Jo Freeman Reviews Shirley Chisholm, Champion of Black Feminist Power Politics
Shirley Chisholm
Champion of Black Feminist Power Politics
by Anastasia C. Curwood
Chapel Hill, NC: University of North Carolina Press,
472 pp., 6.125 x 9.25, 22 halftones, 3 tables, Hardcover
$36.00, E-book $24.99
$36.00, E-book $24.99
by Jo Freeman
Shirley Chisholm was a Brooklyn girl. She was also Bajan, shorthand for Barbadian.
Best known for her 1972 campaign for President, where she received over 400,000 votes in multiple primaries, she always represented the views of her constituents in Brooklyn – poor, Black and disadvantaged. Neither the first woman to run for President nor the only woman to run that year, her campaign was highly publicized at a time when the emerging women’s liberation movement was making waves. It put her into the history books.
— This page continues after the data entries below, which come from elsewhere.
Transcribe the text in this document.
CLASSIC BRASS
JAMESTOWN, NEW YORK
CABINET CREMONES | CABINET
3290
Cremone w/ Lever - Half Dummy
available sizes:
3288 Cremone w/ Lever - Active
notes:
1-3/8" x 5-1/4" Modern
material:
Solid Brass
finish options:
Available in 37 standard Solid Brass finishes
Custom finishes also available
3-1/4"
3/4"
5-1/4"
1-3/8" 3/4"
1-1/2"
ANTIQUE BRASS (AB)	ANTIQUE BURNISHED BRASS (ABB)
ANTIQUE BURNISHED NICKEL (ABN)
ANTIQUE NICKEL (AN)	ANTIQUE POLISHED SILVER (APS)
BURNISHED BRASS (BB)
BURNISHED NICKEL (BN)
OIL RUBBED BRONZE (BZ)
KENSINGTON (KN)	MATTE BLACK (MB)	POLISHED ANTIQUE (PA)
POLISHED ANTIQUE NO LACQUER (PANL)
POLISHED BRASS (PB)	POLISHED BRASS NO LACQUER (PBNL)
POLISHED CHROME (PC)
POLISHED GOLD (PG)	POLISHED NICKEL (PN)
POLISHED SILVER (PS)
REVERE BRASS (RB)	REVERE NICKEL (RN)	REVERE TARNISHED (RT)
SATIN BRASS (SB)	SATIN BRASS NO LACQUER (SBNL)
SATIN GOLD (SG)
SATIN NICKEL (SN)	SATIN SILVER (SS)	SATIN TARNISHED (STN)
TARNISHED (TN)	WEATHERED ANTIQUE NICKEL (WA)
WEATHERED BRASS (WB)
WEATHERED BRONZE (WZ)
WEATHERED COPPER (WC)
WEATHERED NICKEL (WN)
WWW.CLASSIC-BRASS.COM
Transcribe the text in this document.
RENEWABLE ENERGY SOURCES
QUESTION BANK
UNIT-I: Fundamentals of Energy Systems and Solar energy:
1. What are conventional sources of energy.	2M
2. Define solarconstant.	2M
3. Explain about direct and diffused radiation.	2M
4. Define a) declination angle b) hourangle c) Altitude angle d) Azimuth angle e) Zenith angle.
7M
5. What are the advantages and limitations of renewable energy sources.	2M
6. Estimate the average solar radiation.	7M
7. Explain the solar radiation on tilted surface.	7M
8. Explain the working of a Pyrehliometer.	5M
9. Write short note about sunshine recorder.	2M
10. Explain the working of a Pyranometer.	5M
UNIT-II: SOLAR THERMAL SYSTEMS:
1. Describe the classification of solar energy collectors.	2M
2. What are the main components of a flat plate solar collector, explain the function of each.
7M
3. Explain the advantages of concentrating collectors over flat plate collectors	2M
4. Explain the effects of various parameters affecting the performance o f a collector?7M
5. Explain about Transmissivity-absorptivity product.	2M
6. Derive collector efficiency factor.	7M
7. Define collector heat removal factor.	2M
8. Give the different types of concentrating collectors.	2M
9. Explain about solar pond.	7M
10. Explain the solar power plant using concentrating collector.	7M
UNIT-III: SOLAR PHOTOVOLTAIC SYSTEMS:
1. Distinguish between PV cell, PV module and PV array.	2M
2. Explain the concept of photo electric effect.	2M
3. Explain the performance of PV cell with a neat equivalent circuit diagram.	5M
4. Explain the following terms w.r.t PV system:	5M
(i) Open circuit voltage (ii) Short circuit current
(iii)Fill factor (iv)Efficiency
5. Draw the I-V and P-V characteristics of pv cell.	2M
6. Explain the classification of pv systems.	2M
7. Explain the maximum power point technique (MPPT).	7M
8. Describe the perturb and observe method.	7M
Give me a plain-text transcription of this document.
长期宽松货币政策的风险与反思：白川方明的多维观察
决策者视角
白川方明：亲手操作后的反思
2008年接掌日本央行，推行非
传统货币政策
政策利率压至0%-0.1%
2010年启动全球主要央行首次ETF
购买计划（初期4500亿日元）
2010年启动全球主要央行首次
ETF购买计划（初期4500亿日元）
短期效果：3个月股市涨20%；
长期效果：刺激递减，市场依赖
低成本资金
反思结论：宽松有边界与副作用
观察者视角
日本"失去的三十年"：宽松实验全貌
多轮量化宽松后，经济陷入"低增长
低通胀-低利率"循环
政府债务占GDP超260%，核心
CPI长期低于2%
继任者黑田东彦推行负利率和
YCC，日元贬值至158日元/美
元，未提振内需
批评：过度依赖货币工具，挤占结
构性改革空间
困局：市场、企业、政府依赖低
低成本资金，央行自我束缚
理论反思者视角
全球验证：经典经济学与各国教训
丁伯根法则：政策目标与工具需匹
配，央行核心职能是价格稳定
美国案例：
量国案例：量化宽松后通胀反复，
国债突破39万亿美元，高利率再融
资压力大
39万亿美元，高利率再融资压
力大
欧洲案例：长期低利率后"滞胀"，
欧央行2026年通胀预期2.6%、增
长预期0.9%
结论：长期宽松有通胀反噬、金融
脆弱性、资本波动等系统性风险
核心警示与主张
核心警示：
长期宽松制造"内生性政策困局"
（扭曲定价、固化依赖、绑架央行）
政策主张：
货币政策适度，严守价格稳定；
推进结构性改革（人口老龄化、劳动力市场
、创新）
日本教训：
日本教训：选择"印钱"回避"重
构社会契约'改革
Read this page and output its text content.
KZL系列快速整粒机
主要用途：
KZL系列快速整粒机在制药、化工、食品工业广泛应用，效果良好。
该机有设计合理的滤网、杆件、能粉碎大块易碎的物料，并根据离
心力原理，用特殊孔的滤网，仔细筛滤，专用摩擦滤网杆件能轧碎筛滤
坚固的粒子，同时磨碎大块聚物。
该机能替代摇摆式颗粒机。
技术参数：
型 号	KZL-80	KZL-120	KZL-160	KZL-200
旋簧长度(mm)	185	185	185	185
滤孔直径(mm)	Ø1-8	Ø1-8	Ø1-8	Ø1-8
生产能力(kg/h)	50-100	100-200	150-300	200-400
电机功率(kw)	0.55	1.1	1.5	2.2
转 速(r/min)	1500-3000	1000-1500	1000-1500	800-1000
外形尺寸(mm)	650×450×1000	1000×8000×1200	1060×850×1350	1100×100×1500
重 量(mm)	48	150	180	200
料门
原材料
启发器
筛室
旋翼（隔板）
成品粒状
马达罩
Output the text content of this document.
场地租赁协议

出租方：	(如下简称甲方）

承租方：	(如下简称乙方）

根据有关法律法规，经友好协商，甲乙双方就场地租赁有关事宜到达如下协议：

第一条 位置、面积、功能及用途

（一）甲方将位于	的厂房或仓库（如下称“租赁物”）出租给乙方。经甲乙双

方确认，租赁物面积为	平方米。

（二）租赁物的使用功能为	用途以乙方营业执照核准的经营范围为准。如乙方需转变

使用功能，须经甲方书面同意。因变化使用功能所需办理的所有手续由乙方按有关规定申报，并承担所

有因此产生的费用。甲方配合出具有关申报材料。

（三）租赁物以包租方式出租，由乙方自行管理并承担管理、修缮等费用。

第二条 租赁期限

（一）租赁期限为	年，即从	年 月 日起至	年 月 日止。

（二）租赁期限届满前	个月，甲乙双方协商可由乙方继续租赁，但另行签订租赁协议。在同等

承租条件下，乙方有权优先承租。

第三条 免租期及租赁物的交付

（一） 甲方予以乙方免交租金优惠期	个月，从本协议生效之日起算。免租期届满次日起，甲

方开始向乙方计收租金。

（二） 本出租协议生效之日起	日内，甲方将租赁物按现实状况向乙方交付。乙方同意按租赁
Although Curwood devotes four of the 19 chapters in this book to 1972, she tells us a lot about the rest of Chisholm’s life.
Born Shirley Anita St. Hill in Brooklyn in 1924 to immigrant parents, she spent six formative years of her childhood living on her grandmother’s farm in Barbados. She credits that experience not only for her West Indian accent but to her devotion to and success in education.
When she returned to Brooklyn she became her father’s favorite daughter. She talked politics with him and got her confidence from his approval. In turn, that loosened her relationship with her mother and sisters.
A strong interest in education led to her work in daycare after graduating from Brooklyn College in 1946. She continued with her own schooling, receiving an M.A. in early childhood education from Teachers College at Columbia University in 1951.
As she moved into politics in the 1950s she ran into the attitude that woman’s place was supporting men. She turned this on its head when she ran for office, making a special appeal to women to vote for her. In 1964, she was elected to the New York State Assembly.
Her famous last name came from her marriage to Conrad, an immigrant from Jamaica, when she was 25. She kept the name when she switched spouses in 1977. She was still a Member of Congress from Brooklyn, adding commuting to Buffalo to be with her second husband to the many demands on her time.